How to Use vLLM for LLM Inference in 2026

Introduction

vLLM is an open-source inference engine for large language models (LLMs), designed for exceptional speed and efficiency. Launched in 2023, it uses PagedAttention to optimize GPU memory, delivering up to 4x more throughput than alternatives like Hugging Face Transformers. In 2026, with the rise of AI agents and real-time apps, vLLM is essential for developers deploying models locally without sacrificing performance.

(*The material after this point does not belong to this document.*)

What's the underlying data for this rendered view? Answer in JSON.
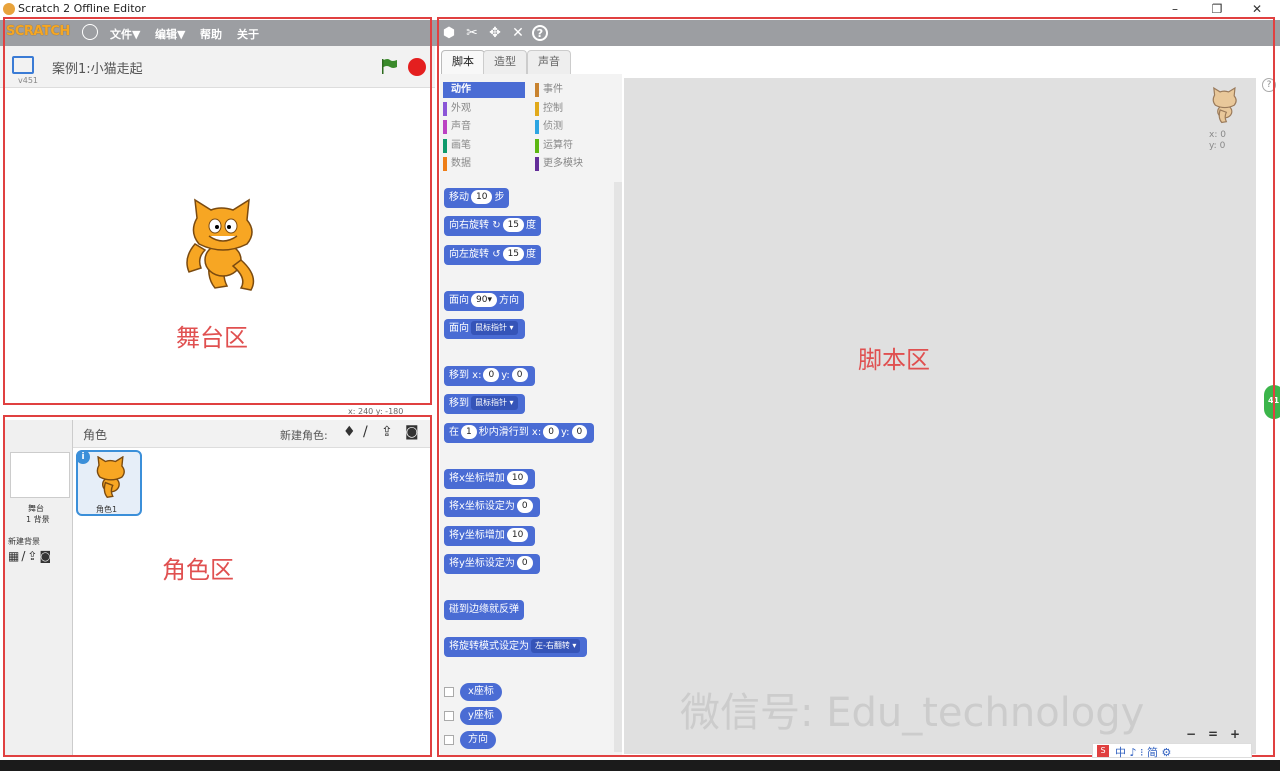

Why use it? Imagine serving a model like Llama 3 at 100 requests/second on a single GPU, compared to 20-30 with standard tools. This beginner tutorial takes you from installation to deployment with complete, working code. By the end, you'll launch an OpenAI-compatible server and query LLMs in production. Ideal for RAG prototypes, chatbots, or scalable AI APIs. (128 words)

Prerequisites

Python 3.9+ installed
NVIDIA GPU with CUDA 11.8+ (or CPU for testing, but slow)
16 GB RAM minimum, 8 GB VRAM for small models
Free Hugging Face account to download models
pip and git installed
Basic familiarity with the command line and Python

Installing vLLM

terminal

pip install vllm==0.6.1.post1

# Verification
python -c "from vllm import LLM; print('vLLM installed successfully!')"

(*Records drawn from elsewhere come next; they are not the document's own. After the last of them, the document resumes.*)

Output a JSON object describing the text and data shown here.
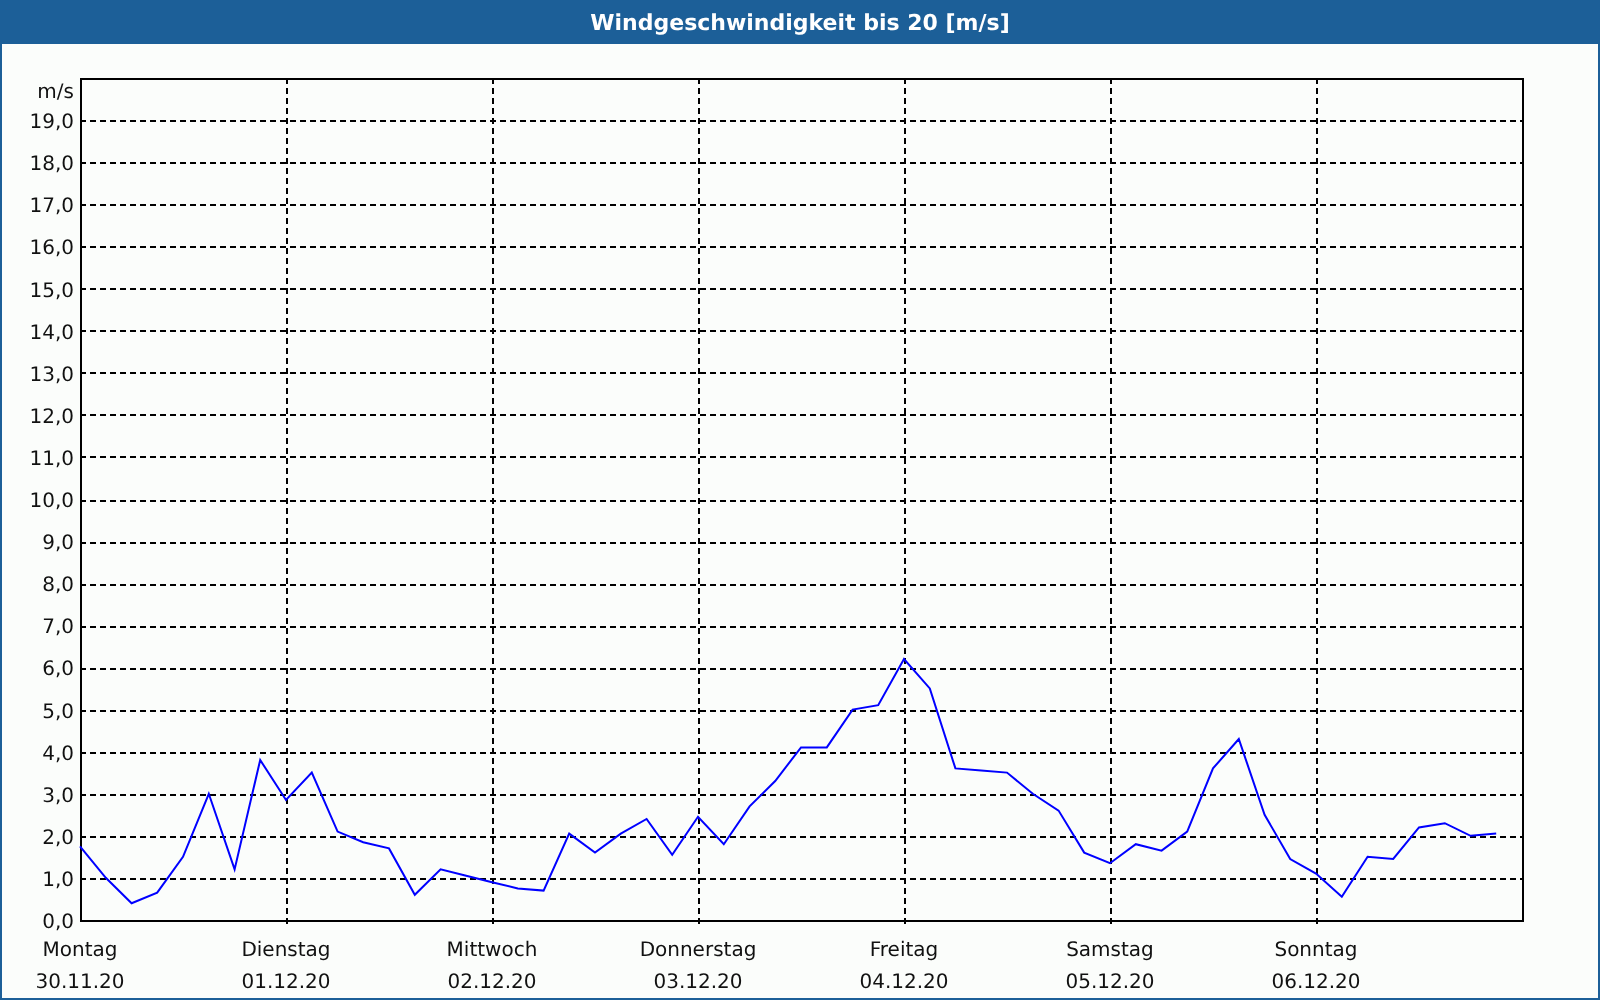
{
  "window": {
    "title": "Windgeschwindigkeit bis 20 [m/s]"
  },
  "chart": {
    "tick_dates": [
      "30.11.20",
      "01.12.20",
      "02.12.20",
      "03.12.20",
      "04.12.20",
      "05.12.20",
      "06.12.20"
    ],
    "chart_data": {
      "type": "line",
      "ylabel": "m/s",
      "grid": true,
      "ylim": [
        0,
        20
      ],
      "yticks": [
        {
          "value": 0,
          "label": "0,0"
        },
        {
          "value": 1,
          "label": "1,0"
        },
        {
          "value": 2,
          "label": "2,0"
        },
        {
          "value": 3,
          "label": "3,0"
        },
        {
          "value": 4,
          "label": "4,0"
        },
        {
          "value": 5,
          "label": "5,0"
        },
        {
          "value": 6,
          "label": "6,0"
        },
        {
          "value": 7,
          "label": "7,0"
        },
        {
          "value": 8,
          "label": "8,0"
        },
        {
          "value": 9,
          "label": "9,0"
        },
        {
          "value": 10,
          "label": "10,0"
        },
        {
          "value": 11,
          "label": "11,0"
        },
        {
          "value": 12,
          "label": "12,0"
        },
        {
          "value": 13,
          "label": "13,0"
        },
        {
          "value": 14,
          "label": "14,0"
        },
        {
          "value": 15,
          "label": "15,0"
        },
        {
          "value": 16,
          "label": "16,0"
        },
        {
          "value": 17,
          "label": "17,0"
        },
        {
          "value": 18,
          "label": "18,0"
        },
        {
          "value": 19,
          "label": "19,0"
        }
      ],
      "categories": [
        "Montag",
        null,
        null,
        null,
        null,
        null,
        null,
        null,
        "Dienstag",
        null,
        null,
        null,
        null,
        null,
        null,
        null,
        "Mittwoch",
        null,
        null,
        null,
        null,
        null,
        null,
        null,
        "Donnerstag",
        null,
        null,
        null,
        null,
        null,
        null,
        null,
        "Freitag",
        null,
        null,
        null,
        null,
        null,
        null,
        null,
        "Samstag",
        null,
        null,
        null,
        null,
        null,
        null,
        null,
        "Sonntag",
        null,
        null,
        null,
        null,
        null,
        null,
        null
      ],
      "series": [
        {
          "color": "#0000ff",
          "values": [
            1.75,
            1.0,
            0.4,
            0.65,
            1.5,
            3.0,
            1.2,
            3.8,
            2.85,
            3.5,
            2.1,
            1.85,
            1.7,
            0.6,
            1.2,
            1.05,
            0.9,
            0.75,
            0.7,
            2.05,
            1.6,
            2.05,
            2.4,
            1.55,
            2.45,
            1.8,
            2.7,
            3.3,
            4.1,
            4.1,
            5.0,
            5.1,
            6.2,
            5.5,
            3.6,
            3.55,
            3.5,
            3.0,
            2.6,
            1.6,
            1.35,
            1.8,
            1.65,
            2.1,
            3.6,
            4.3,
            2.5,
            1.45,
            1.1,
            0.55,
            1.5,
            1.45,
            2.2,
            2.3,
            2.0,
            2.05
          ]
        }
      ]
    }
  }
}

# Optional: for Ampere+ GPUs (A100, RTX 40xx)
pip install vllm[flashinfer]

# Install torch with CUDA if not already done
pip install torch torchvision torchaudio --index-url https://download.pytorch.org/whl/cu121

This command installs vLLM and its dependencies. The pinned version avoids breaking changes. The flashinfer flag boosts performance on recent GPUs. Test immediately to validate CUDA; otherwise, it falls back to slow CPU.

Downloading a Test Model

Start with a small model: TinyLlama-1.1B-Chat-v1.0 (1.1B params, fast on 8GB GPU). vLLM supports 1000+ Hugging Face models. Avoid gated models like Llama without a token; use huggingface-cli login for authentication.

Launching the OpenAI-Compatible Server

terminal-serveur

vllm serve TinyLlama/TinyLlama-1.1B-Chat-v1.0 \
  --host 0.0.0.0 \
  --port 8000 \
  --tensor-parallel-size 1 \
  --dtype auto \
  --trust-remote-code

# The server is ready! Access http://localhost:8000/docs for Swagger UI

This command starts a REST/HTTP server compatible with OpenAI on port 8000. --host 0.0.0.0 enables remote access. --tensor-parallel-size 1 is for a single GPU. The server auto-loads the model and exposes /v1/chat/completions.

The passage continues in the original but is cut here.